I nod a little. Don’t really want to lie, but I can go through the movements.

“You gonna come to spin tomorrow?” he asks.

“Maybe,” I press my lips to his temple and breathe in the smell of his skin, all warmed from sleep.

He drapes his leg over mine. “You don’t have to do this,” his voice is soft and he presses his nose into my cheek, his eyelashes fluttering across my skin, breath on my face.

“I always do what I want, you know that,” I say it quietly then laugh a little, closing my eyes. His fingers run up my sides, and I shift closer to him, biting my lips against the grunt that wants to push out of my throat. Christ, I’m getting sore already. Tomorrow is going to be a fucking nightmare.

“I know,” he murmurs, taking a deep breath. His fingers wander over to my cock, and he strokes me lightly. “I’m…” he starts to say something, then trails away, pushing his head under my chin. His hand stops moving on my cock, and he presses his palm into my skin, his thumb running across my pubes, close to the scar.

I put my hand on the side of his face and twist his head up to look at me. “What?”

He shakes his head and closes his eyes. Bites his lips a little, and starts stroking me again, taking my dick in his grip and moving faster. “It’s ridiculous and you’ll laugh at me,” he smiles, but there’s no emotion behind it. “Forget it.”

I take his hand in mine and pull him away from my cock, twisting my fingers up in his. “Tell me,” I kiss his forehead softly, pressing my nose into his hair.

He sucks in a breath then lets it out slowly, the air pushing out across my skin. He feels heavier somehow.

“I’m worried about you,” his voice barely comes out, just this cracked little whisper, as though the softer he says it, the less weight the words will have. “I don’t want anything to happen.”

I shake my head quickly. “Nothing’s going to happen,” I say, trying to push down this feeling of guilt that somehow seems to be creeping up. Guilt. Christ. When the fuck did I start caring what other people thought I should and shouldn’t do?

He slides up and presses his forehead against mine, squeezing my fingers together in his grip. His eyes are open and he’s staring at me, but avoiding my gaze. Just letting his eyes flick back and forth across my mouth. “You don’t know that,” he says, still not looking at me.

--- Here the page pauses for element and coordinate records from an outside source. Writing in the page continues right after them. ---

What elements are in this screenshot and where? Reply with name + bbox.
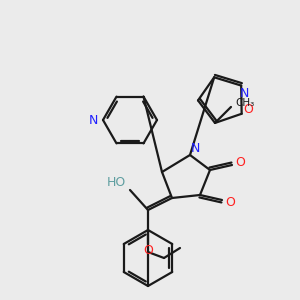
Text: O: O: [244, 103, 254, 116]
Text: N: N: [88, 115, 98, 128]
Text: O: O: [143, 244, 153, 257]
Text: N: N: [239, 87, 249, 100]
Text: O: O: [235, 157, 245, 169]
Text: HO: HO: [106, 176, 126, 188]
Text: CH₃: CH₃: [236, 98, 255, 108]
Text: N: N: [190, 142, 200, 155]
Text: O: O: [225, 196, 235, 208]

And there’s nothing more I can say. Because he’s right. I don’t know that I won’t push myself too far, that I won’t be in fucking agony with every push of the pedal. That it won’t somehow make the cancer come back. Somehow. Some crazy way. I don’t know all those things because I don’t know how I got sick in the first place. Just one of those things. Statistics. Odds. Chances.

I take lots of chances in my life. And the odds were good that I was going to lose one of these days.

But I can’t let it stop me from taking chances.

I can’t.

So I don’t say anything else and just kiss his nose and kiss his cheeks and pull him towards me tightly, wrapping my arms around his chest and sliding my leg between his and twisting our bodies all up into one. Feel him breathing in my arms. Feel the warmth from his skin on mine, the smell of his hair filling my nose, the tight grip of his fingers around my side, holding me impossibly close to him.

And though my back gets sore and my leg is definitely cramped, and Jesus Christ could I use another Tylenol…

I don’t move. Just let him hold me because I know he has to. Hold him because I have to. And just push away thoughts of being sick and getting sick and what the doctor said… that it could come back in a month or a year. A month or a year. A lifetime of wondering.

I didn’t tell Justin that. Just nodded and told him the doctor said my results came back fine. Which they did. Today.

But I don’t know about next month. Or next year.

I need to do this, and do it for me. Not those fuckers who said I couldn’t do it. And I have to do it, despite Justin’s worries, his hidden fears, the truth that lies behind his jokes about me getting old and looking after myself. Have to do it for me. And I know he understands that.

So we lie here and breathe and close our eyes and take comfort in each other, because maybe sometimes, no matter how badly the odds are against you, no matter how many people tell it couldn’t possibly succeed, despite baseball bats and violin players and cancer... sometimes some things actually work out right.